When it comes to which is better, screen or paint, there is some debate. Generally speaking, a pre-made projector screen is going to offer the best bang for your buck and require less setup. When thinking about using a projector screen paint, you have to worry quite a bit about installation.
With paint, you need to worry about the surface of the wall. It needs to be smooth and free of any rough patches. Any irregularities will show up when your project on top of them. It might not be a big deal for some, but those little bumps will distort the image and create a less than perfect viewing experience.
Compared to an untreated wall, though, screen paint provides much better viewing. This is due to how the special paint reflects light in the right way. Remember, light reflection is how a projector operates, so it’s important to take this into account. So, overall a projector screen will be a better option. But, if you put in the proper work, you can make just as good of a viewing screen with the right paint.
How to Paint-On a Projector Wall
So you’ve decided to paint your own projector wall. You’ve got the right paint, you’ve found the right spot, so the next steps should be easy, right? Before you start breaking out the paint rollers, there are some tips that will help you get the most out of the project.

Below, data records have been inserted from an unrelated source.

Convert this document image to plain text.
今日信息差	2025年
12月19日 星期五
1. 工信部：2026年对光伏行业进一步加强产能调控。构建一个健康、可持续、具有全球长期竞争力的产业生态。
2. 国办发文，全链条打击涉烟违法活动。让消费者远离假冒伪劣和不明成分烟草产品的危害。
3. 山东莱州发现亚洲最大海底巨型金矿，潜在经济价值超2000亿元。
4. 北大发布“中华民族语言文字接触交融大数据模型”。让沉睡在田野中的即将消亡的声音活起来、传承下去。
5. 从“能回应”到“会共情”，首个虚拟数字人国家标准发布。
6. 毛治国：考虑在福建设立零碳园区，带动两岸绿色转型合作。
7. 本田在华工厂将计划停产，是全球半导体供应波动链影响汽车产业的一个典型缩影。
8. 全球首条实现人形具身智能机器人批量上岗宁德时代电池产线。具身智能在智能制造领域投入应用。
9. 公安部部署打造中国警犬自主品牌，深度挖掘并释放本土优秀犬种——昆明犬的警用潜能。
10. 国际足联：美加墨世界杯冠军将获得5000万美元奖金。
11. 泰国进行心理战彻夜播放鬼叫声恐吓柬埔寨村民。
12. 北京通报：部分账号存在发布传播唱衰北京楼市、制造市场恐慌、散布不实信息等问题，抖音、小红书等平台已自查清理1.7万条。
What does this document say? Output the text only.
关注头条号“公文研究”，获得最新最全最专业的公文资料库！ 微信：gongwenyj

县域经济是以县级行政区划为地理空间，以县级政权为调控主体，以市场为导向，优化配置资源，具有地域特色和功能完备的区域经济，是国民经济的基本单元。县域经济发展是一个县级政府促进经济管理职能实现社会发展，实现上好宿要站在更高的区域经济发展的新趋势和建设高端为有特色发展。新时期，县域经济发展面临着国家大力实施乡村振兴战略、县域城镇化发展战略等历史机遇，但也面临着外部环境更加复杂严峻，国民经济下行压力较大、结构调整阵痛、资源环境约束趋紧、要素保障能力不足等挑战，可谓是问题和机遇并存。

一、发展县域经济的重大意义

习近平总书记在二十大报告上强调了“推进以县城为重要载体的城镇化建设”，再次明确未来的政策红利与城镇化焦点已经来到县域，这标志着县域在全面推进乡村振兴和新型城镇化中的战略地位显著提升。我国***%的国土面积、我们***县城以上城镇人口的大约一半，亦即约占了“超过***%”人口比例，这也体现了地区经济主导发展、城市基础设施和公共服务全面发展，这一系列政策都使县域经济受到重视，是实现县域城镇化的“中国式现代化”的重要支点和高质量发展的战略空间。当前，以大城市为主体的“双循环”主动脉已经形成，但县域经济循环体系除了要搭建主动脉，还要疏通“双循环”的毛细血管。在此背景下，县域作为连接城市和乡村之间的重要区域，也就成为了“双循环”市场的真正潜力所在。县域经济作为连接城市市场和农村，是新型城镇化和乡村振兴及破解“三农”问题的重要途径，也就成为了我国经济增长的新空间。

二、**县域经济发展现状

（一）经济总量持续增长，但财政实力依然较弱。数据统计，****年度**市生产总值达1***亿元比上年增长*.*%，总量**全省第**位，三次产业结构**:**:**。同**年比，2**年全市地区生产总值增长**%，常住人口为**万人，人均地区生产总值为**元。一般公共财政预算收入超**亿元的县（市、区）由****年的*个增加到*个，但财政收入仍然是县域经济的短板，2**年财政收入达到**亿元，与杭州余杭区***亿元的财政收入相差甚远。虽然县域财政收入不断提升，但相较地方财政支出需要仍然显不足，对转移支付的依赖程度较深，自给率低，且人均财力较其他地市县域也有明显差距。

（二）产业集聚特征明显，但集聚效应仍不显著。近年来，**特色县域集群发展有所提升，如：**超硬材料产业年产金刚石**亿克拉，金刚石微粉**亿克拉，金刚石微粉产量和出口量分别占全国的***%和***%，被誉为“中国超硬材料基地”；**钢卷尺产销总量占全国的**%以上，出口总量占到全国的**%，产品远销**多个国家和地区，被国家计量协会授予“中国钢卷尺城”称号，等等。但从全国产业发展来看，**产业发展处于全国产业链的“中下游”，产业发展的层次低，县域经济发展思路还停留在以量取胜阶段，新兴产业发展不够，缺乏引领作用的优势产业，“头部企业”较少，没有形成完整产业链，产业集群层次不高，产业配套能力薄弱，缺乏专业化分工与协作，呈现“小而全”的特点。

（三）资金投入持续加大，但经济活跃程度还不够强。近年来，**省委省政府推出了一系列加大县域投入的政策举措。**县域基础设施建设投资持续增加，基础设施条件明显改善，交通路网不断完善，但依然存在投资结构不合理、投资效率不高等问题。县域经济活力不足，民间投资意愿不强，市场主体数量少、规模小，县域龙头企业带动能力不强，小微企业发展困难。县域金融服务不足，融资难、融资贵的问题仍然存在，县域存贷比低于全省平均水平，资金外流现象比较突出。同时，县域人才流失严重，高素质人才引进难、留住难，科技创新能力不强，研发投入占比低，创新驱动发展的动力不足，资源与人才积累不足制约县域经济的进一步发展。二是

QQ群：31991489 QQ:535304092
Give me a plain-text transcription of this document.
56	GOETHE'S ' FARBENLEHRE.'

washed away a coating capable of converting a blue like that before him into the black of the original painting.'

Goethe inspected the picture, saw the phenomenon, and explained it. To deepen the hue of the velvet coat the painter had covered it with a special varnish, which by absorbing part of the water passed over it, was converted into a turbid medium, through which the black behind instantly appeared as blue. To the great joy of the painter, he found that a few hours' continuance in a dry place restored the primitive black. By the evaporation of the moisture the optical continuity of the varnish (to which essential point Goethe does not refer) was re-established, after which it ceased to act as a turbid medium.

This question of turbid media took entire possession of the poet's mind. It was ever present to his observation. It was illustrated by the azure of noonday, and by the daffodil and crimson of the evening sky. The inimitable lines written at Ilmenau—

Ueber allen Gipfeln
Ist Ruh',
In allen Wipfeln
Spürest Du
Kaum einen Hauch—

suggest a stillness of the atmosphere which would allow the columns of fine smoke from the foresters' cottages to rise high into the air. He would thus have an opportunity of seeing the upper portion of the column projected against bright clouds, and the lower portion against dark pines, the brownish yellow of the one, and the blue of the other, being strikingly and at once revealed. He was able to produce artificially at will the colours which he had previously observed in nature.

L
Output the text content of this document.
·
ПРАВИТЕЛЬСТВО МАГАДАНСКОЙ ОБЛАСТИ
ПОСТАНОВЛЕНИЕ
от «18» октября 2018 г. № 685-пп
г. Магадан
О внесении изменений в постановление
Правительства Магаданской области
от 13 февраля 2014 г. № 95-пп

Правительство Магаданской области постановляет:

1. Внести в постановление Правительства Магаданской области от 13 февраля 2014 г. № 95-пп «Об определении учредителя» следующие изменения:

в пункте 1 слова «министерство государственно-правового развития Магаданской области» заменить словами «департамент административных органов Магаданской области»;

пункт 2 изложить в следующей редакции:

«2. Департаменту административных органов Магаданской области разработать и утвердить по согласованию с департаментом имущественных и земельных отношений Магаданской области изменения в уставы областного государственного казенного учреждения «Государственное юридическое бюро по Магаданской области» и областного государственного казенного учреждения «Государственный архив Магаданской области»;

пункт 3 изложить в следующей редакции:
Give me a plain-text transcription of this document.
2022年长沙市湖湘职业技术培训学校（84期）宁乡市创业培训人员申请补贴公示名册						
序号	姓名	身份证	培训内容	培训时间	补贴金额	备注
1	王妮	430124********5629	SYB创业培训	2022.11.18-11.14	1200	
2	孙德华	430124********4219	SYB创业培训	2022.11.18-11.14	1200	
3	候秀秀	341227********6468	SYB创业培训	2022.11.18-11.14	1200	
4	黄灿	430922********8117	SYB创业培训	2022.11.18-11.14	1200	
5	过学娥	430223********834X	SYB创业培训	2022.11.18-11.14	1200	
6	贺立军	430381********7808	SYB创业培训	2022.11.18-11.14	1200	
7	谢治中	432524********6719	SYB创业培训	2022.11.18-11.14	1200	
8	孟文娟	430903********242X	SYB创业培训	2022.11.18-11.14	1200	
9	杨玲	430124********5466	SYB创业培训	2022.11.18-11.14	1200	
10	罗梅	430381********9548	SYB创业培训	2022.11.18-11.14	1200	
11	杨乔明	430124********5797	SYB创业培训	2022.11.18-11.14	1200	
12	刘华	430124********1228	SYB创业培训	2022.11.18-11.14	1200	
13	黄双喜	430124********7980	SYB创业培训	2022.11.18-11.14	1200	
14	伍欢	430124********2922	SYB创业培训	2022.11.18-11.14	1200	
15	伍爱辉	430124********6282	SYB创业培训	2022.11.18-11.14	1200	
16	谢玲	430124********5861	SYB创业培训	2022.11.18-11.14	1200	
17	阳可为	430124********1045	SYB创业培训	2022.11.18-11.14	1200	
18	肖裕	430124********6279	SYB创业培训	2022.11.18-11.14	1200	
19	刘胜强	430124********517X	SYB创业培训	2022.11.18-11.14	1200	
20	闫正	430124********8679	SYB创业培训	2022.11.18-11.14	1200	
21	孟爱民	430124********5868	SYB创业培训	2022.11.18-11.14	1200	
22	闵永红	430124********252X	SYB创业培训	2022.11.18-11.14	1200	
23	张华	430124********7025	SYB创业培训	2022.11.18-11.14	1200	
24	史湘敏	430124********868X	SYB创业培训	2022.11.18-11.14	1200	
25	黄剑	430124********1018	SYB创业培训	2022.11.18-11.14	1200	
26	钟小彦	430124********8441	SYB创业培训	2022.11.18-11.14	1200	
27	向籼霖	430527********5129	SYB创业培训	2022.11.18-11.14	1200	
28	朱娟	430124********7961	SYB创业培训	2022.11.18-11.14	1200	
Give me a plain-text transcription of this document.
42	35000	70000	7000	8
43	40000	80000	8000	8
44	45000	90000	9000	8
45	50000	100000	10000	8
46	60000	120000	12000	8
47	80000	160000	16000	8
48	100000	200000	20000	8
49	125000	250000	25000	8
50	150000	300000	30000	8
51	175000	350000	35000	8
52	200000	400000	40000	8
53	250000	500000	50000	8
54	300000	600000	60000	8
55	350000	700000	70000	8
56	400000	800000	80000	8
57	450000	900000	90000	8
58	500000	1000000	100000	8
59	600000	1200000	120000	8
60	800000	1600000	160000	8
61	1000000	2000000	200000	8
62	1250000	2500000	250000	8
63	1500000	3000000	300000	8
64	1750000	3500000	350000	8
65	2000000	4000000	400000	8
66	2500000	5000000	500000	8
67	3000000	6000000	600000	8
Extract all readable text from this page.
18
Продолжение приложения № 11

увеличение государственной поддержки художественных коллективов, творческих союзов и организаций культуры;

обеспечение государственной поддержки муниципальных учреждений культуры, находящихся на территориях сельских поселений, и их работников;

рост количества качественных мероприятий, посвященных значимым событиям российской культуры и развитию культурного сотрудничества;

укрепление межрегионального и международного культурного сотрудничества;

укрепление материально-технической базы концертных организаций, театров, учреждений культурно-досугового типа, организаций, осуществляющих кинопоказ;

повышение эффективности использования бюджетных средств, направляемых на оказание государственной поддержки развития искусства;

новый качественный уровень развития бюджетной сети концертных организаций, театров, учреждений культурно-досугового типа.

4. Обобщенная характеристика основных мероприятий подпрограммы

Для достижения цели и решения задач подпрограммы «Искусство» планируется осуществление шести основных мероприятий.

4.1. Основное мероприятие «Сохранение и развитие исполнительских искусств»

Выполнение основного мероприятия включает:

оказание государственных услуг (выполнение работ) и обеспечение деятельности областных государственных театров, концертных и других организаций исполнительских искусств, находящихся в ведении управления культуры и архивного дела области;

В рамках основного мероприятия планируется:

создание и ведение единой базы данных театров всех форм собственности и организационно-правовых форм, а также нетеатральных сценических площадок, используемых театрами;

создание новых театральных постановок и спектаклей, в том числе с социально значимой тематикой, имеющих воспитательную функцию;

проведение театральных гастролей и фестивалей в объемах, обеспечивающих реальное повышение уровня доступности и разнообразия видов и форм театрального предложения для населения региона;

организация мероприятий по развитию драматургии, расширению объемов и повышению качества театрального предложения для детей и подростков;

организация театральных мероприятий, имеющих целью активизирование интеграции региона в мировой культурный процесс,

Other than that, you’ll pretty much be painting a wall like you normally do. Make sure you are lining up your sweeps for consistency, apply even coats, and you should be good! Below, you’ll find some tips that will help your new projector screen wall give you the best viewing experience the next time you fire up your projector:
- Paint it properly — While you might have the right paint, you’ll want to make sure you are prepping with a base layer of white. This will give the projector paint the best chance at reflecting the proper light levels.
- Inspect the wall — You might not think that small bump or that crack will be a big deal, but when it comes time to watch a movie, they will surely stand out. Make sure to sand and repair any area that will cause trouble down the line.
- Paint last — You’ll want to make absolutely sure you have the right size screen before you paint. The best way to accomplish this is already having your projector mounted in its final location. Shoot for a screen size about ⅔ of your viewing distance.
- Use a mock-up — Project a high def image onto the wall and use it as your guide before laying down your base layer.
How to Hide a Projector Screen
Ok, so you might be reading this and thinking, “I don’t want an obvious grey square on my wall.” Well, if that’s the case, you might think about hiding your screen if you can. Fortunately, there are some easy ways to minimize the impact of a projector screen on your wall.
The first tactic to employ is using the screen paint across the whole wall. Since most screen paints are neutral colors like grey or white, they can easily match up with any decor. It will take more paint, but in the end, you’ll have a wall that will be indescribable as a projector screen.
The next option you might consider is purchasing a roll-up screen. We already touched on this earlier, and if you are looking for something you can hide away, they are your best bet. Not only do they provide a better image, but they are often cheaper than paint-on-screen options.
Can You Use a Bedsheet as a Projector Screen?
So you’re looking for the best bang for your buck. You might have found an old bed sheet that looks like it would make the perfect projector screen. Before you decide to throw it up against the wall, there are a few things to consider.
You can use a bedsheet as a projector screen, but similar to paint-on projector screens, the color matters. A general rule of thumb is to use the color grey. If you opt for a white sheet, it may mean the colors come out wonky. They’re also not great if a room has a lot of ambient lighting. But that’s not the worst part.
With a sheet, you just can’t get everything smooth. Any little push of air or even a slightly off-center nail could make the sheet wrinkly. These wrinkles will make for giant image distortions when the light hits them. There really is no way to remedy this problem. So, while a sheet can work in a pinch, it is not a good long-term option.